La marque Otis Spunkmeyer dispose toujours d'un grand potentiel, a estimé M. Killian. La situation devrait ainsi s'améliorer en Amérique du Nord au second semestre de l'exercice décalé, avec un rétablissement attendu des marges et du chiffre d'affaires grâce à des hausses de prix. Un défi reste cependant les coûts salariaux et les taux de fluctuation élevés au niveau des employés.

Le patron a cependant exclu une augmentation de capital pour renflouer les caisses. "Cela n'est pas à l'ordre du jour, car nous allons aussi produire des liquidités à l'avenir et ne prévoyons pas d'importants investissements", a-t-il ajouté.

Malgré les propos de la direction, le titre Aryzta s'effondrait en Bourse. A 11h11, l'action plongeait de 30,7% à 31,42 CHF dans un SLI en hausse de 0,36%. Les volumes étaient extrêmement élevés, signe d'une forte agitation chez les investisseurs. En fin de matinée, plus de 3 mio de nominatives ont été échangées, alors qu'en moyenne journalière moins de 460'000 titres sont négociés. Malgré cette déconvenue, le titre était encore relativement éloigné de son plus bas à 23 CHF atteint en mars 2009.

Les analystes ne manquaient cependant pas de superlatifs pour qualifier la situation. Vontobel a évoqué un "terrible avertissement sur résultats" dans son commentaire, estimant que le groupe "joue avec les nerfs des investisseurs". Alors que la direction avance des objectifs ambitieux, il ne se passe pas un trimestre sans avertissement sur résultats, selon la banque.

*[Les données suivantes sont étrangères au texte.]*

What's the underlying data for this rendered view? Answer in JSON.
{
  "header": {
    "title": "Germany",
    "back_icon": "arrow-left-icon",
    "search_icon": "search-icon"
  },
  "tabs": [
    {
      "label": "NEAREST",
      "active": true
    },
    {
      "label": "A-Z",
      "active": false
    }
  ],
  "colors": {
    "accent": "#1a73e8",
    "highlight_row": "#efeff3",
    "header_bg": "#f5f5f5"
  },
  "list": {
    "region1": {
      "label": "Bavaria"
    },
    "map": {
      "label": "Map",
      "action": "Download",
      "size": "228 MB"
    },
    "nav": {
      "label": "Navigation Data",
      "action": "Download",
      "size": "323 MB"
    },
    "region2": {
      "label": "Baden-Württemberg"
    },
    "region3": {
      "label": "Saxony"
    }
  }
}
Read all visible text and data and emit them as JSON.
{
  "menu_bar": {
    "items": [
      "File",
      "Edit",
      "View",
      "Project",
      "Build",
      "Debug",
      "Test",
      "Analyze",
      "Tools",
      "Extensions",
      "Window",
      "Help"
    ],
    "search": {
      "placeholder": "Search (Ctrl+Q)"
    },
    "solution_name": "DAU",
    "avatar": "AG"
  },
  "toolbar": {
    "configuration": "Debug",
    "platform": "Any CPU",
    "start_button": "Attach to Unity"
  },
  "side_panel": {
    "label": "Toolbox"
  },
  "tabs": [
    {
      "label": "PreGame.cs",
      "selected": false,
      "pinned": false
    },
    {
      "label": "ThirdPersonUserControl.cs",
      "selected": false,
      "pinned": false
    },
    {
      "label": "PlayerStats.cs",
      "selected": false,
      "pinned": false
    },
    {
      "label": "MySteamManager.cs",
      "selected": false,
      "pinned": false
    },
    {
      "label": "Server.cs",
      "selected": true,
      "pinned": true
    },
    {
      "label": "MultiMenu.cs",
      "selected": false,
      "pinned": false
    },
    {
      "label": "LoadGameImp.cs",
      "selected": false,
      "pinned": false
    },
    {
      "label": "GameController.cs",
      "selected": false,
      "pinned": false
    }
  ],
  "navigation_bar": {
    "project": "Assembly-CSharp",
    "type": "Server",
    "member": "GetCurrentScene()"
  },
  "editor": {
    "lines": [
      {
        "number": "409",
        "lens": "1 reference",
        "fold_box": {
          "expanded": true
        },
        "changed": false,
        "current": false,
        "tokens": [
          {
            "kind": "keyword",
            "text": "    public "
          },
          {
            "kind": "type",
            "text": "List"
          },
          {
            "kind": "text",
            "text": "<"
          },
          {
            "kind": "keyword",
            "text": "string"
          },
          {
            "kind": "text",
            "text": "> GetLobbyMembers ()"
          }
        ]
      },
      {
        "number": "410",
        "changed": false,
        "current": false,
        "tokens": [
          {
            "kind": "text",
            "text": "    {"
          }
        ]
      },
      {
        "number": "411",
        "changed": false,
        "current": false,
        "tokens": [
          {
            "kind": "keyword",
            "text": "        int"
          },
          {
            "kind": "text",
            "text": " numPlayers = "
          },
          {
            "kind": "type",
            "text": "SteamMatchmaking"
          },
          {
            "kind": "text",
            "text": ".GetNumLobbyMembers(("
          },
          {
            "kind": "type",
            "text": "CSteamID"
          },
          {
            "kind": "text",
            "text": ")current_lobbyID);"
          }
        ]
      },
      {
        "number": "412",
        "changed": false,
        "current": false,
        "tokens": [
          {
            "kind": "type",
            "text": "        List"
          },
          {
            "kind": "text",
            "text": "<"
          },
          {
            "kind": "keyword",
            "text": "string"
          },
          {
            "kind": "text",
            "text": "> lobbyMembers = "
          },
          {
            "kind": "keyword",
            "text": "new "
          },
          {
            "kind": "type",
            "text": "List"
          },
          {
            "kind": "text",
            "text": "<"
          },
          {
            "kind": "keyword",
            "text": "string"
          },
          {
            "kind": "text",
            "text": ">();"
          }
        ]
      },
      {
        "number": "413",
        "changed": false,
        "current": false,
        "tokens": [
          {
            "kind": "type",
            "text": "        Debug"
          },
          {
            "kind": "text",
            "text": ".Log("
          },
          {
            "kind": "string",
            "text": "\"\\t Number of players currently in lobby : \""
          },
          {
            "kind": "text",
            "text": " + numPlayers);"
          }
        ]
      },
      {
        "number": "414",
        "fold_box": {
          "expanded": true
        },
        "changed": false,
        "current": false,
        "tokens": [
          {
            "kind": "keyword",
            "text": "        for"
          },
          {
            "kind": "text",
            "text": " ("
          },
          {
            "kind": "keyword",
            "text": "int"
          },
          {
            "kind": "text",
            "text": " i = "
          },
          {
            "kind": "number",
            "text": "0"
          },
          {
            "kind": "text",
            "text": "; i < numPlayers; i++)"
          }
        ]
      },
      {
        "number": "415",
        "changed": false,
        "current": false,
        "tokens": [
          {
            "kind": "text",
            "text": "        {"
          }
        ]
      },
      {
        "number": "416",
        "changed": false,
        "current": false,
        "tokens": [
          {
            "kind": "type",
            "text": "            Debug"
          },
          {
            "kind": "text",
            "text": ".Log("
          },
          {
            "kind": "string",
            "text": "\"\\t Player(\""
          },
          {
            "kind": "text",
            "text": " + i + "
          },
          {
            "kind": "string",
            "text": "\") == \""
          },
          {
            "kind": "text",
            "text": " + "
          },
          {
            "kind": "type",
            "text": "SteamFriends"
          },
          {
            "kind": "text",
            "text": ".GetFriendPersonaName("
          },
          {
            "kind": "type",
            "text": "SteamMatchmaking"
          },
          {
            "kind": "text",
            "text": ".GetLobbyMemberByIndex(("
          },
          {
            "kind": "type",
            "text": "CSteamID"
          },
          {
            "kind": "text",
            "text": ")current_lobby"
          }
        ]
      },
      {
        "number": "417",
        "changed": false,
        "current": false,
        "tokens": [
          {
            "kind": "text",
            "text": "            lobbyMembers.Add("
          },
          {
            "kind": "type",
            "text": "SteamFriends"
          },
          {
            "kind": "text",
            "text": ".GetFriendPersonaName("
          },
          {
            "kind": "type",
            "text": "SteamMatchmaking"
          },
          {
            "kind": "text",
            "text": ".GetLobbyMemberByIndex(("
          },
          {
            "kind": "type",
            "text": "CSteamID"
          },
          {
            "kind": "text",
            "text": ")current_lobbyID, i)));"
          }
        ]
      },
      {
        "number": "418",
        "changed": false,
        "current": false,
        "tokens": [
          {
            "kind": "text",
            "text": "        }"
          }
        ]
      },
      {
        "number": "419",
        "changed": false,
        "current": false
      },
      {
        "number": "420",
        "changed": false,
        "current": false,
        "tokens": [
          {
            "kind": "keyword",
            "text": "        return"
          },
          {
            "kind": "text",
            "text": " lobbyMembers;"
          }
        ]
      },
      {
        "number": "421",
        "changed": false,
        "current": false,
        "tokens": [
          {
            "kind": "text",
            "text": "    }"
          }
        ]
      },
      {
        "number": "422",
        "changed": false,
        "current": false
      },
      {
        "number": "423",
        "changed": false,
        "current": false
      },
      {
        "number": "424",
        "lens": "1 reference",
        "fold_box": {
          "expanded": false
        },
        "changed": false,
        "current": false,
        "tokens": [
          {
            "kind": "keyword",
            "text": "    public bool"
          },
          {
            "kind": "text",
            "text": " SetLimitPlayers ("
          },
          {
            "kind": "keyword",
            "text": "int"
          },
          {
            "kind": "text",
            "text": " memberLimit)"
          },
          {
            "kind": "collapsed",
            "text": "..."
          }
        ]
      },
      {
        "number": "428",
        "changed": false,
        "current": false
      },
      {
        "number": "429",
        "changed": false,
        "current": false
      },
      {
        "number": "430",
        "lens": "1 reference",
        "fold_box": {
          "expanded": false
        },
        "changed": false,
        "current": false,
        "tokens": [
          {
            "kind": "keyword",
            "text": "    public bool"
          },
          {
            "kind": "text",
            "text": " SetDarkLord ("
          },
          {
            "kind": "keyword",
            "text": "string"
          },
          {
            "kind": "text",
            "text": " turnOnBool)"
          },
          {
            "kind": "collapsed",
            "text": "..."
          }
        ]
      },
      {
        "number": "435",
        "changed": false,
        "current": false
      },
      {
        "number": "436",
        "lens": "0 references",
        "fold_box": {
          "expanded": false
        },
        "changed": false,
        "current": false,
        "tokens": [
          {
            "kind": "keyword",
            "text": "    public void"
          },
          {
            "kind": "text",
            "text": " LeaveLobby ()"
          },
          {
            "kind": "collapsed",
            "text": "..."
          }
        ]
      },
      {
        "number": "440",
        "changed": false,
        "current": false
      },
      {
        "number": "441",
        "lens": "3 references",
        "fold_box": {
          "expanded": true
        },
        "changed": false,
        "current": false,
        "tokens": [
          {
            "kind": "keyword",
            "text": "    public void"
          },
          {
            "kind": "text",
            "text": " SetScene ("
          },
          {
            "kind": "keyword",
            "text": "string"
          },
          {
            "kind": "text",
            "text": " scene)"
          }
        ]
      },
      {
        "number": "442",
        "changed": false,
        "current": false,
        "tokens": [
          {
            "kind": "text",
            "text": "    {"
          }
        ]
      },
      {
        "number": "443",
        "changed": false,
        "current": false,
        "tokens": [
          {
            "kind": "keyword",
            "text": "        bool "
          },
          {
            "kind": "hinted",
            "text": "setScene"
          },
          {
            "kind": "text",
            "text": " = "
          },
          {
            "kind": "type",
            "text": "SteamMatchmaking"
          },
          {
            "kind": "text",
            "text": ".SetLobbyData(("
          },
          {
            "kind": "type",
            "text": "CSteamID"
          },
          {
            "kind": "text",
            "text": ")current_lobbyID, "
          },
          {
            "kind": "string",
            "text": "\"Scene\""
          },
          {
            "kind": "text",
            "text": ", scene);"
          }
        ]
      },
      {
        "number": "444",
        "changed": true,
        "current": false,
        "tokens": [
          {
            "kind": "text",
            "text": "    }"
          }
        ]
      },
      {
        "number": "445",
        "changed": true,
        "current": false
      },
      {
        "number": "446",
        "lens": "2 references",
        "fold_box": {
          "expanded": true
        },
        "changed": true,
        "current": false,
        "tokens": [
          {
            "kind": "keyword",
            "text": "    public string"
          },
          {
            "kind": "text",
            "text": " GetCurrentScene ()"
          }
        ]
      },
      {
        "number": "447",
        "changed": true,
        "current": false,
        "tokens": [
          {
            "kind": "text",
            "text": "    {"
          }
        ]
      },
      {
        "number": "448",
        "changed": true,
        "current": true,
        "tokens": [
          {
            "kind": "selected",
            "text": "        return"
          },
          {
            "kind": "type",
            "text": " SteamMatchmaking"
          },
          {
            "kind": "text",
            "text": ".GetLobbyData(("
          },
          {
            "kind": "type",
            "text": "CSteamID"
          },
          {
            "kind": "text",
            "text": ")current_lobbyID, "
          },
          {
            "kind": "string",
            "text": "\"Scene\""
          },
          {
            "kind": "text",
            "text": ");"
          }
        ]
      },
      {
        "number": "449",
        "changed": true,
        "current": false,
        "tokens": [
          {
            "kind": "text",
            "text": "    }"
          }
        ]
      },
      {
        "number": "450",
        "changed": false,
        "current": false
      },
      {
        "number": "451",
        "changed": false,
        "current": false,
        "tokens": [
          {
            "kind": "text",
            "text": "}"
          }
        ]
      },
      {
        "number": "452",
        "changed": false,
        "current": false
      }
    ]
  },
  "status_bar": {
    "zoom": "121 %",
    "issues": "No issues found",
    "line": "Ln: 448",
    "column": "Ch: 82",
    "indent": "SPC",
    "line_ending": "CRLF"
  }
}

La Banque cantonale de Zurich (ZKB) a évoqué un avertissement sur résultats "massif" et "violent". "La stratégie de renforcer le portefeuille avec Otis Spunkmeyer ne s'est pas avérée payante jusqu'à présent", ont estimé les spécialistes dans une note. L'annonce du boulanger industriel soulève un certain nombre de questions, notamment sur le financement du groupe. La ZKB a ainsi rappelé qu'en décembre Aryzta n'avait levé que 386 mio EUR au lieu des 1 mrd visés.